Jennifer Corvino (Jennifer Connely) is a new student at Richard Wagner academy in Switzerland, her father - famous actor Paul Corvino - always traveling around the world paid for her studies there. Quite shy, often unable to make friends as she moves very often, she gets well with Sophie, her roommate (and a fan of her father), but the other girls are very jealous of her, playing all kinds of trick to make her quit the school. On a hard day of bullying, Jennifer breaks down and thousands of flies come knocking on every window of the school. Next night, as Sophie had left the school to join her boyfriend, Jennifer has an episode of sleepwalking, somehow following a night insect, and falls off a rotten ledge. She often has visions of other places, and one night she goes far away from the school and meets Prof McGregor (Donald Pleasance) ; he is on a wheelchair and uses a domesticated chimpanzee to help him. He tells her of his passion (scientific) for insects and she tells him insects are her friends. He is studying human remains for the police and uses insects to know when death arrived, sometimes only with parts of the body. As Jennifer understands some girls of the academy have gone missing, and Sophie's missing too, she and McGregor try to indentify the killer.

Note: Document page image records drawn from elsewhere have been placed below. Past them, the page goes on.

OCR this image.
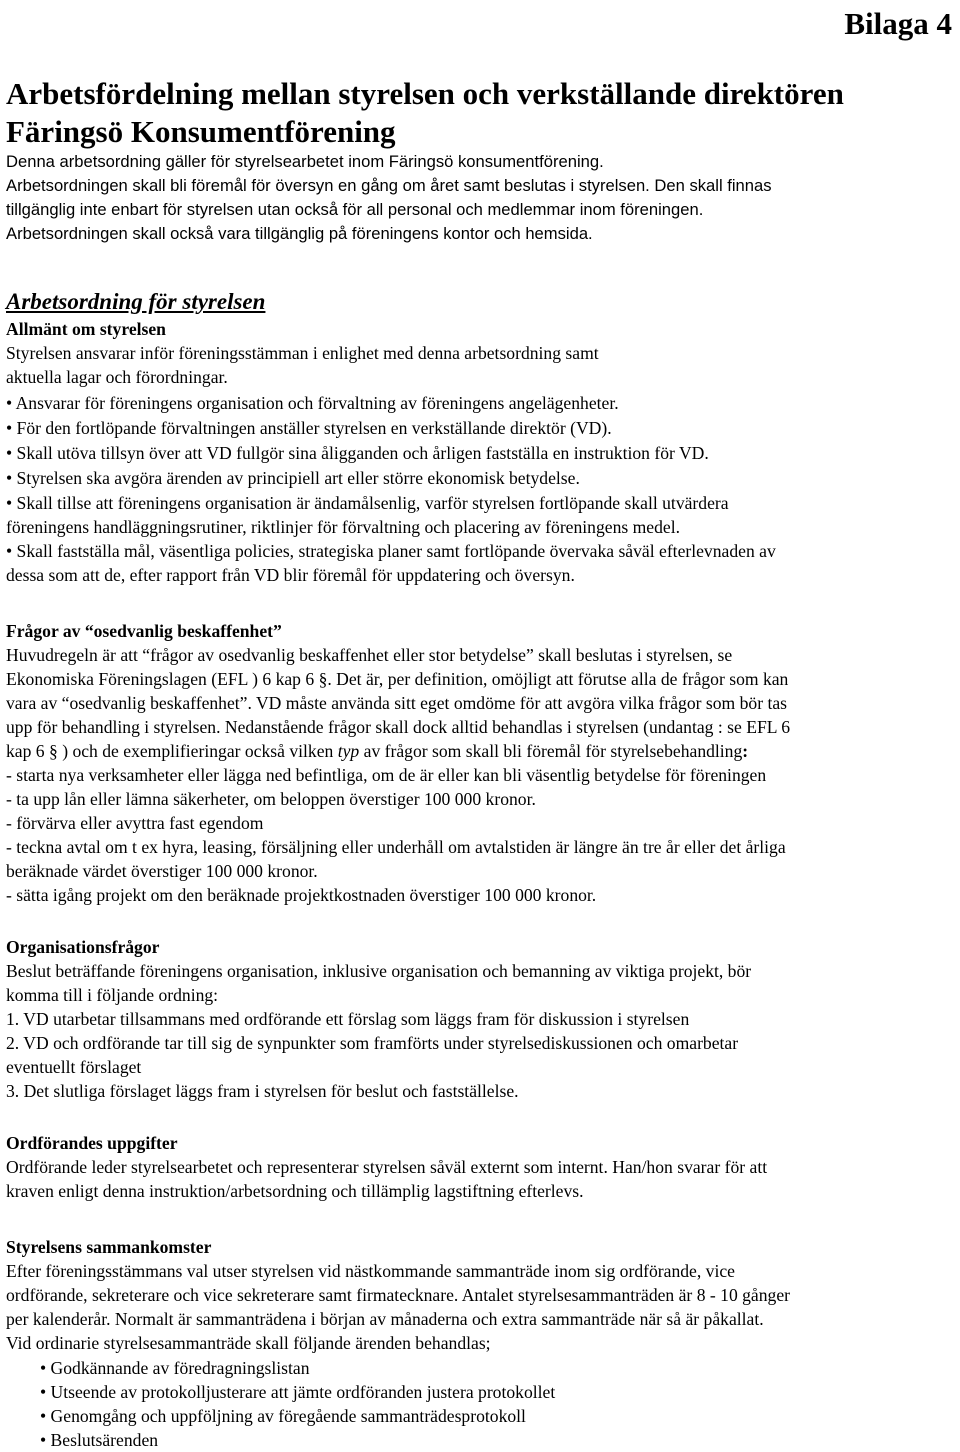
Bilaga 4
Arbetsfördelning mellan styrelsen och verkställande direktören
Färingsö Konsumentförening
Denna arbetsordning gäller för styrelsearbetet inom Färingsö konsumentförening.
Arbetsordningen skall bli föremål för översyn en gång om året samt beslutas i styrelsen. Den skall finnas
tillgänglig inte enbart för styrelsen utan också för all personal och medlemmar inom föreningen.
Arbetsordningen skall också vara tillgänglig på föreningens kontor och hemsida.
Arbetsordning för styrelsen
Allmänt om styrelsen
Styrelsen ansvarar inför föreningsstämman i enlighet med denna arbetsordning samt
aktuella lagar och förordningar.
• Ansvarar för föreningens organisation och förvaltning av föreningens angelägenheter.
• För den fortlöpande förvaltningen anställer styrelsen en verkställande direktör (VD).
• Skall utöva tillsyn över att VD fullgör sina åligganden och årligen fastställa en instruktion för VD.
• Styrelsen ska avgöra ärenden av principiell art eller större ekonomisk betydelse.
• Skall tillse att föreningens organisation är ändamålsenlig, varför styrelsen fortlöpande skall utvärdera
föreningens handläggningsrutiner, riktlinjer för förvaltning och placering av föreningens medel.
• Skall fastställa mål, väsentliga policies, strategiska planer samt fortlöpande övervaka såväl efterlevnaden av
dessa som att de, efter rapport från VD blir föremål för uppdatering och översyn.
Frågor av “osedvanlig beskaffenhet”
Huvudregeln är att “frågor av osedvanlig beskaffenhet eller stor betydelse” skall beslutas i styrelsen, se
Ekonomiska Föreningslagen (EFL ) 6 kap 6 §. Det är, per definition, omöjligt att förutse alla de frågor som kan
vara av “osedvanlig beskaffenhet”. VD måste använda sitt eget omdöme för att avgöra vilka frågor som bör tas
upp för behandling i styrelsen. Nedanstående frågor skall dock alltid behandlas i styrelsen (undantag : se EFL 6
kap 6 § ) och de exemplifieringar också vilken typ av frågor som skall bli föremål för styrelsebehandling:
- starta nya verksamheter eller lägga ned befintliga, om de är eller kan bli väsentlig betydelse för föreningen
- ta upp lån eller lämna säkerheter, om beloppen överstiger 100 000 kronor.
- förvärva eller avyttra fast egendom
- teckna avtal om t ex hyra, leasing, försäljning eller underhåll om avtalstiden är längre än tre år eller det årliga
beräknade värdet överstiger 100 000 kronor.
- sätta igång projekt om den beräknade projektkostnaden överstiger 100 000 kronor.
Organisationsfrågor
Beslut beträffande föreningens organisation, inklusive organisation och bemanning av viktiga projekt, bör
komma till i följande ordning:
1. VD utarbetar tillsammans med ordförande ett förslag som läggs fram för diskussion i styrelsen
2. VD och ordförande tar till sig de synpunkter som framförts under styrelsediskussionen och omarbetar
eventuellt förslaget
3. Det slutliga förslaget läggs fram i styrelsen för beslut och fastställelse.
Ordförandes uppgifter
Ordförande leder styrelsearbetet och representerar styrelsen såväl externt som internt. Han/hon svarar för att
kraven enligt denna instruktion/arbetsordning och tillämplig lagstiftning efterlevs.
Styrelsens sammankomster
Efter föreningsstämmans val utser styrelsen vid nästkommande sammanträde inom sig ordförande, vice
ordförande, sekreterare och vice sekreterare samt firmatecknare. Antalet styrelsesammanträden är 8 - 10 gånger
per kalenderår. Normalt är sammanträdena i början av månaderna och extra sammanträde när så är påkallat.
Vid ordinarie styrelsesammanträde skall följande ärenden behandlas;
• Godkännande av föredragningslistan
• Utseende av protokolljusterare att jämte ordföranden justera protokollet
• Genomgång och uppföljning av föregående sammanträdesprotokoll
• Beslutsärenden
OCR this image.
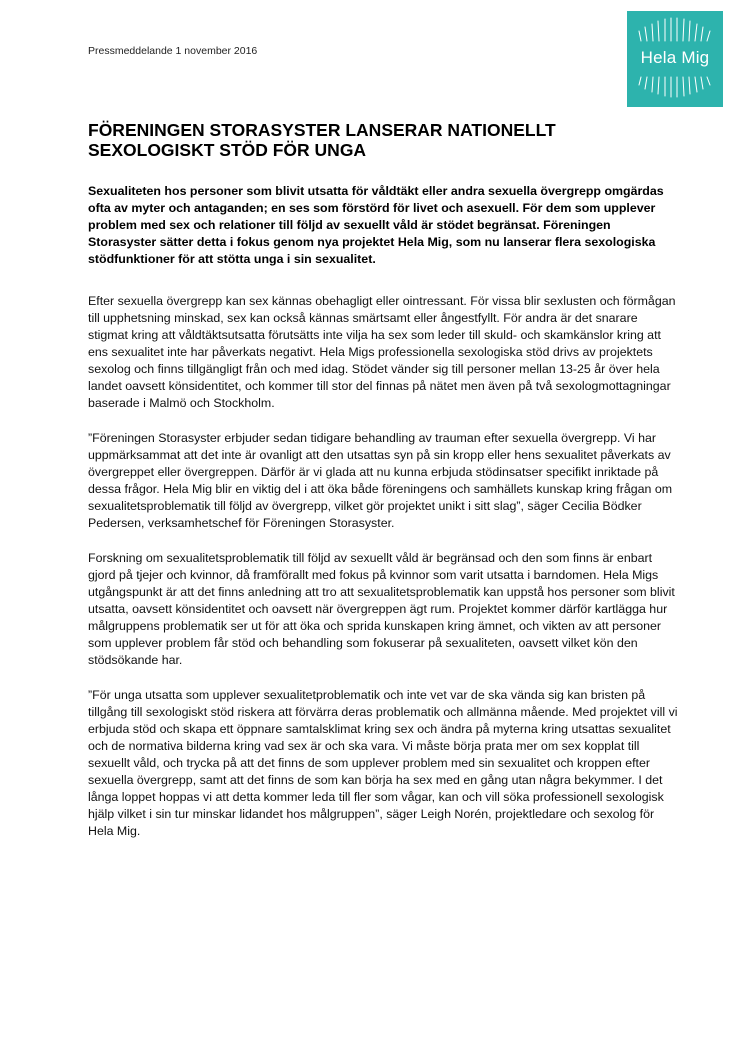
Pressmeddelande 1 november 2016	Hela Mig
FÖRENINGEN STORASYSTER LANSERAR NATIONELLT
SEXOLOGISKT STÖD FÖR UNGA
Sexualiteten hos personer som blivit utsatta för våldtäkt eller andra sexuella övergrepp omgärdas ofta av myter och antaganden; en ses som förstörd för livet och asexuell. För dem som upplever problem med sex och relationer till följd av sexuellt våld är stödet begränsat. Föreningen Storasyster sätter detta i fokus genom nya projektet Hela Mig, som nu lanserar flera sexologiska stödfunktioner för att stötta unga i sin sexualitet.

Efter sexuella övergrepp kan sex kännas obehagligt eller ointressant. För vissa blir sexlusten och förmågan till upphetsning minskad, sex kan också kännas smärtsamt eller ångestfyllt. För andra är det snarare stigmat kring att våldtäktsutsatta förutsätts inte vilja ha sex som leder till skuld- och skamkänslor kring att ens sexualitet inte har påverkats negativt. Hela Migs professionella sexologiska stöd drivs av projektets sexolog och finns tillgängligt från och med idag. Stödet vänder sig till personer mellan 13-25 år över hela landet oavsett könsidentitet, och kommer till stor del finnas på nätet men även på två sexologmottagningar baserade i Malmö och Stockholm.

”Föreningen Storasyster erbjuder sedan tidigare behandling av trauman efter sexuella övergrepp. Vi har uppmärksammat att det inte är ovanligt att den utsattas syn på sin kropp eller hens sexualitet påverkats av övergreppet eller övergreppen. Därför är vi glada att nu kunna erbjuda stödinsatser specifikt inriktade på dessa frågor. Hela Mig blir en viktig del i att öka både föreningens och samhällets kunskap kring frågan om sexualitetsproblematik till följd av övergrepp, vilket gör projektet unikt i sitt slag”, säger Cecilia Bödker Pedersen, verksamhetschef för Föreningen Storasyster.

Forskning om sexualitetsproblematik till följd av sexuellt våld är begränsad och den som finns är enbart gjord på tjejer och kvinnor, då framförallt med fokus på kvinnor som varit utsatta i barndomen. Hela Migs utgångspunkt är att det finns anledning att tro att sexualitetsproblematik kan uppstå hos personer som blivit utsatta, oavsett könsidentitet och oavsett när övergreppen ägt rum. Projektet kommer därför kartlägga hur målgruppens problematik ser ut för att öka och sprida kunskapen kring ämnet, och vikten av att personer som upplever problem får stöd och behandling som fokuserar på sexualiteten, oavsett vilket kön den stödsökande har.

”För unga utsatta som upplever sexualitetproblematik och inte vet var de ska vända sig kan bristen på tillgång till sexologiskt stöd riskera att förvärra deras problematik och allmänna mående. Med projektet vill vi erbjuda stöd och skapa ett öppnare samtalsklimat kring sex och ändra på myterna kring utsattas sexualitet och de normativa bilderna kring vad sex är och ska vara. Vi måste börja prata mer om sex kopplat till sexuellt våld, och trycka på att det finns de som upplever problem med sin sexualitet och kroppen efter sexuella övergrepp, samt att det finns de som kan börja ha sex med en gång utan några bekymmer. I det långa loppet hoppas vi att detta kommer leda till fler som vågar, kan och vill söka professionell sexologisk hjälp vilket i sin tur minskar lidandet hos målgruppen”, säger Leigh Norén, projektledare och sexolog för Hela Mig.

Having sen lots of Italian horror (Bird with crystal plumage, Stendhal syndrome) and gore movies (Demons, Cannibal holocaust, City of the living dead), Argento uses usually more psychological horror elements and evocative images than guts / blood like the Fulci / Deodato school. We have here a first part of the movie with getting acquainted with Jennifer, the other inhabitants of the small Swiss town, and the horror comes very progressively, some blood here and there when girls are killed, the body parts McGregor is analyzing. It's only when the climate of paranoia and terror (using the "insect" vision and Jennifer's growing dread mostly) is in full roll that the disturbing images set in and keep you dizzied until the end.
Saw this as a young teenager, and quite often after that so I guess it still works.